Definition. (Greatest Lower Bound). Let \(S\) be a nonempty set of real numbers which is bounded below. A number \(l^{*}\) is the greatest lower bound of \(S\) when the following conditions are satisfied.

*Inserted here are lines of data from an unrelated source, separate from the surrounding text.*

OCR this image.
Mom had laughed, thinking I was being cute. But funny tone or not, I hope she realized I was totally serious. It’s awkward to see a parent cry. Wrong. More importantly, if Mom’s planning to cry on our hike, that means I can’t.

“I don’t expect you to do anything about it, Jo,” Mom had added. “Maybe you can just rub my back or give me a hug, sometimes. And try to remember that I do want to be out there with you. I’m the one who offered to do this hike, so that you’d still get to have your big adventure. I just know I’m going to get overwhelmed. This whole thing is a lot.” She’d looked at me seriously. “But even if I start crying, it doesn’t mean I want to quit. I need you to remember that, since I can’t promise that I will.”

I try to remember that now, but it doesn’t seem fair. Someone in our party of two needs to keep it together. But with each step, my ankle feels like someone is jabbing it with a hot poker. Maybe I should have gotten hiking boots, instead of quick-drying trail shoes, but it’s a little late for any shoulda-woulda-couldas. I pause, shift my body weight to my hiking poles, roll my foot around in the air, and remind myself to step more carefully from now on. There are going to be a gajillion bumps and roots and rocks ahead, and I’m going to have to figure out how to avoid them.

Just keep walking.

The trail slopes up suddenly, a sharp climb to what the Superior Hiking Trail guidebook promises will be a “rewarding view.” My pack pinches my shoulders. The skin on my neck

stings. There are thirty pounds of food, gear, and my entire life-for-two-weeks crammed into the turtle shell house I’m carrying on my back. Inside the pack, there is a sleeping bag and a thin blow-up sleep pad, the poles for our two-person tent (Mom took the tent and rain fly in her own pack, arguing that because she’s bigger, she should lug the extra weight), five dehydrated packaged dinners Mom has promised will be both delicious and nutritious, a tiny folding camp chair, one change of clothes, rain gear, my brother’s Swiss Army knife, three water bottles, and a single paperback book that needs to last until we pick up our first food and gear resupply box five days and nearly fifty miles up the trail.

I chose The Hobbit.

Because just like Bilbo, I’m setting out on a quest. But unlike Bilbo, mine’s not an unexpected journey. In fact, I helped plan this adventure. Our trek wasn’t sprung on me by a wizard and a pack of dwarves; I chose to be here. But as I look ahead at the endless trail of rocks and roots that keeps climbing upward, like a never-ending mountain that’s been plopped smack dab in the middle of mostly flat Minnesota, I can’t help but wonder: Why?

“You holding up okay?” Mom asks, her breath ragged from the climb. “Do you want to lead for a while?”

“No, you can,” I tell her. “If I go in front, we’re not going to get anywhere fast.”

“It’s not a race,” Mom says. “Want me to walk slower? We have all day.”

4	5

- \(m\) is a lower bound for \(S\),
- \(m\geq k\), where \(k\) is any lower bound for \(S\), and denoted by \(\inf S=m\). $\sharp$
Then we have the following properties:
(a) Every nonempty set of real numbers that has a lower bound has a greatest lower bound.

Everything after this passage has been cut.